Comment les installations des établissements de soins de longue durée se comparent-elles à celles des hôpitaux ?

De façon générale, nous avons traité les résidents sur l’étage de la COVID de la même façon que nous l’avons fait pour les patients en milieu hospitalier. Nous avons fait des rondes, et chaque fois que cela était possible, un(e) infirmier/infirmière autorisé(e), un(e) infirmier/infirmière psychiatrique autorisé(e) ou un membre du personnel permanent nous accompagnait. De cette façon, nous avons appris à connaître chacun des résidents. Ce que nous avons rapidement réalisé, c’est que nous n’avions pas accès au même niveau de soutien médical auquel nous étions habitués à l’hôpital. Par exemple, la mesure des signes vitaux était souvent difficile à obtenir parce que les appareils étaient hors d’usage ou non disponibles. De plus, l’information sur les antécédents médicaux et les médicaments des résidents n’était accessible qu’à partir du dossier électronique, qui ne pouvait être consulté qu’à partir d’un poste central de soins infirmiers (pour y accéder, nous devions enlever tout l’équipement de protection individuelle, chose que nous avons essayé d’éviter de faire autant que possible pour minimiser notre propre risque d’infection). De plus, nous étions limités dans nos capacités d’analyses sanguines et de radiographies et il fallait beaucoup de temps pour obtenir des résultats. Lorsqu’un traitement d’oxygène d’appoint était nécessaire, un concentrateur d’oxygène devait être commandé d’une tierce partie. Pour éviter les délais, un concentrateur d’oxygène était souvent emprunté d’un résident qui n’en avait plus besoin puisque les résidents ne pouvaient pas se permettre d’attendre pour leur oxygénothérapie. Lorsqu’un nouveau médicament était prescrit, l’ordonnance devait être envoyée à une pharmacie externe et il pouvait s’écouler jusqu’à 2 jours avant que le traitement puisse être initié. Dans les premiers jours, on a reconnu qu’il était nécessaire d’avoir une réserve de médicaments pour soins palliatifs pour éviter les délais inutiles lorsqu’un résident était considéré en fin de vie.

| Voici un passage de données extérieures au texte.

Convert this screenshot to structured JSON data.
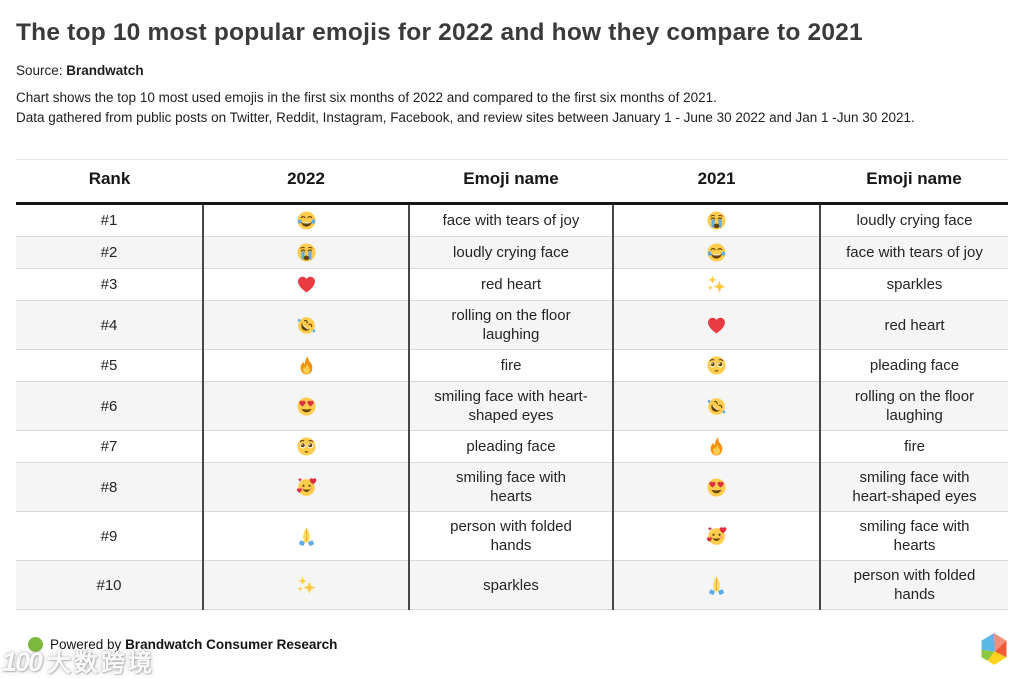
{
  "header": {
    "title": "The top 10 most popular emojis for 2022 and how they compare to 2021",
    "source_label": "Source:",
    "source_name": "Brandwatch",
    "description_line1": "Chart shows the top 10 most used emojis in the first six months of 2022 and compared to the first six months of 2021.",
    "description_line2": "Data gathered from public posts on Twitter, Reddit, Instagram, Facebook, and review sites between January 1 - June 30 2022 and Jan 1 -Jun 30 2021."
  },
  "chart_data": {
    "type": "table",
    "title": "The top 10 most popular emojis for 2022 and how they compare to 2021",
    "columns": [
      "Rank",
      "2022",
      "Emoji name",
      "2021",
      "Emoji name"
    ],
    "rows": [
      {
        "rank": "#1",
        "emoji_2022": "face-with-tears-of-joy",
        "name_2022": "face with tears of joy",
        "emoji_2021": "loudly-crying-face",
        "name_2021": "loudly crying face"
      },
      {
        "rank": "#2",
        "emoji_2022": "loudly-crying-face",
        "name_2022": "loudly crying face",
        "emoji_2021": "face-with-tears-of-joy",
        "name_2021": "face with tears of joy"
      },
      {
        "rank": "#3",
        "emoji_2022": "red-heart",
        "name_2022": "red heart",
        "emoji_2021": "sparkles",
        "name_2021": "sparkles"
      },
      {
        "rank": "#4",
        "emoji_2022": "rolling-on-the-floor-laughing",
        "name_2022": "rolling on the floor\nlaughing",
        "emoji_2021": "red-heart",
        "name_2021": "red heart"
      },
      {
        "rank": "#5",
        "emoji_2022": "fire",
        "name_2022": "fire",
        "emoji_2021": "pleading-face",
        "name_2021": "pleading face"
      },
      {
        "rank": "#6",
        "emoji_2022": "smiling-face-with-heart-shaped-eyes",
        "name_2022": "smiling face with heart-\nshaped eyes",
        "emoji_2021": "rolling-on-the-floor-laughing",
        "name_2021": "rolling on the floor\nlaughing"
      },
      {
        "rank": "#7",
        "emoji_2022": "pleading-face",
        "name_2022": "pleading face",
        "emoji_2021": "fire",
        "name_2021": "fire"
      },
      {
        "rank": "#8",
        "emoji_2022": "smiling-face-with-hearts",
        "name_2022": "smiling face with\nhearts",
        "emoji_2021": "smiling-face-with-heart-shaped-eyes",
        "name_2021": "smiling face with\nheart-shaped eyes"
      },
      {
        "rank": "#9",
        "emoji_2022": "person-with-folded-hands",
        "name_2022": "person with folded\nhands",
        "emoji_2021": "smiling-face-with-hearts",
        "name_2021": "smiling face with\nhearts"
      },
      {
        "rank": "#10",
        "emoji_2022": "sparkles",
        "name_2022": "sparkles",
        "emoji_2021": "person-with-folded-hands",
        "name_2021": "person with folded\nhands"
      }
    ]
  },
  "footer": {
    "powered_by": "Powered by",
    "brand": "Brandwatch Consumer Research"
  },
  "watermark": {
    "logo": "100",
    "text": "大数跨境"
  },
  "colors": {
    "accent_green": "#7cb93e",
    "row_stripe": "#f5f5f5",
    "column_divider": "#474747",
    "header_rule": "#151515",
    "emoji_yellow": "#FFCC4D",
    "heart_red": "#DD2E44",
    "tear_blue": "#5DADEC"
  }
}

Je me demande ce que vous pensez de la difficulté qu’il y a à isoler des gens qui risquent d’être très malades et qui peuvent mourir sans être avec leurs proches, par rapport aux problèmes que pourrait causer la venue d’un proche et la propagation éventuelle de la maladie ?

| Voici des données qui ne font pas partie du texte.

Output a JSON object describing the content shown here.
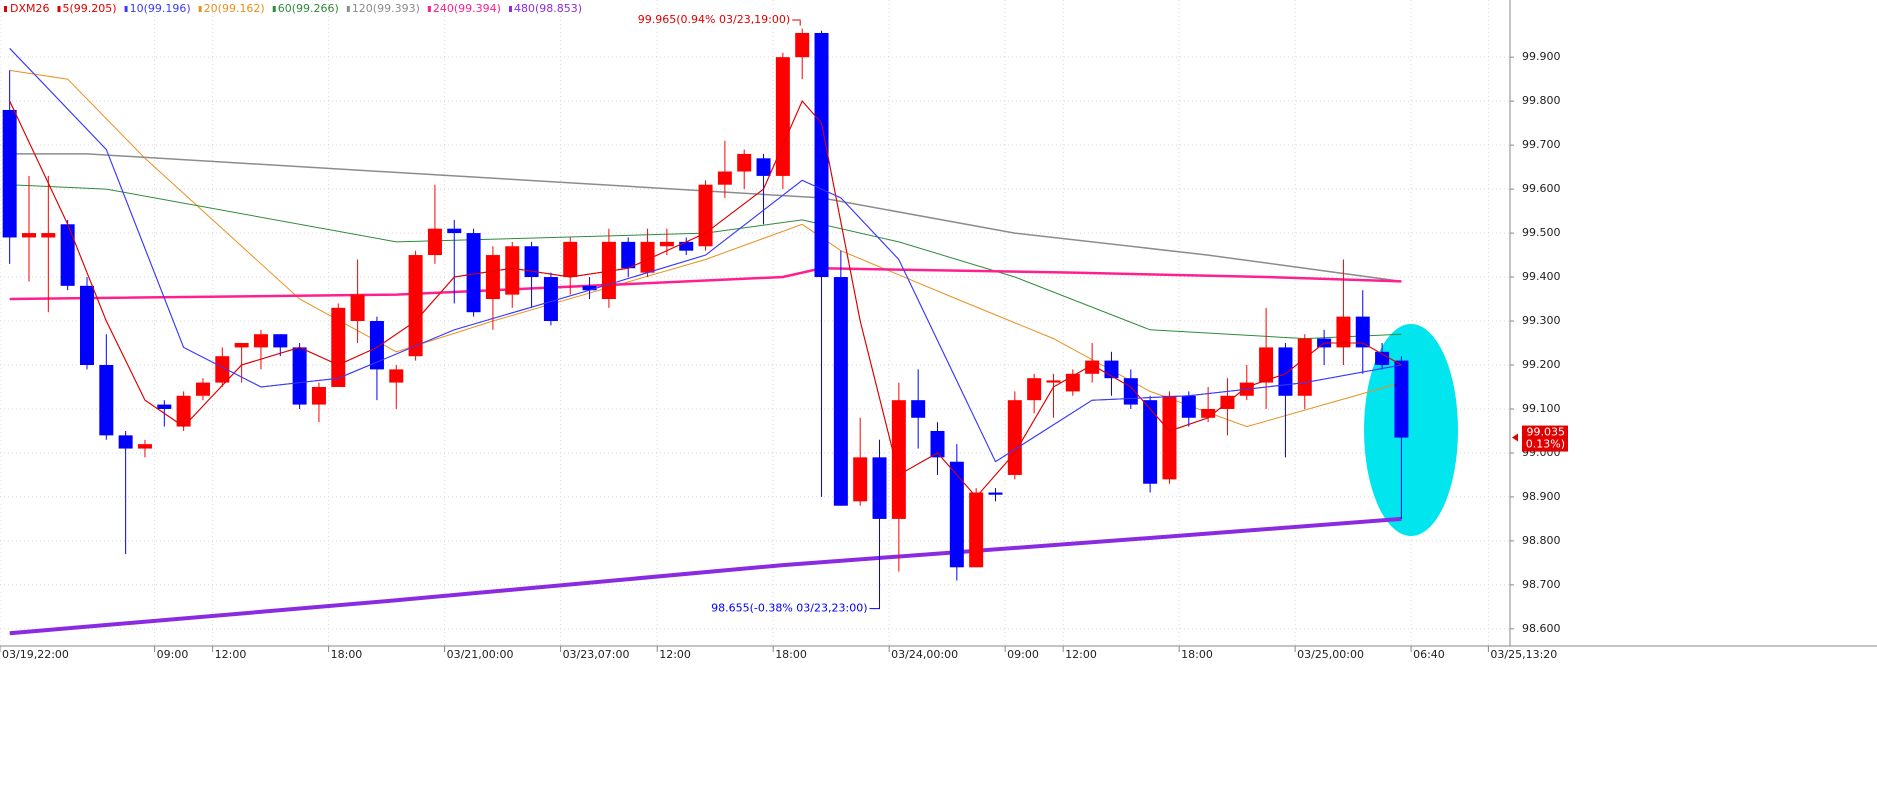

C’est une question sans réponse facile. Nous devons trouver un équilibre entre les besoins d’un résident mourant et ceux de sa famille et la nécessité de protéger la société dans son ensemble. J’ai vu à quel point cette maladie peut être dévastatrice pour plusieurs. Il n’y a aucun moyen de prédire avec précision qui aura des symptômes légers et qui en mourra. Ainsi, nous devons être très vigilants pour protéger le plus grand nombre de personnes que possible d’une infection potentielle. À mon avis, on ne peut justifier le risque d’exposer un membre de la famille d’un résident à une unité remplie de résidents infectés à la COVID, même lorsque ce résident est dans ses dernières heures ou ses derniers jours de vie. Une partie de mon rôle dans les établissements de soins de longue durée a été de veiller à ce que les patients en fin de vie reçoivent des soins appropriés, notamment l’administration de médicaments qui minimisent la souffrance. J’espère que les membres de la famille seront réconfortés de savoir que cela a été fait pour leurs proches.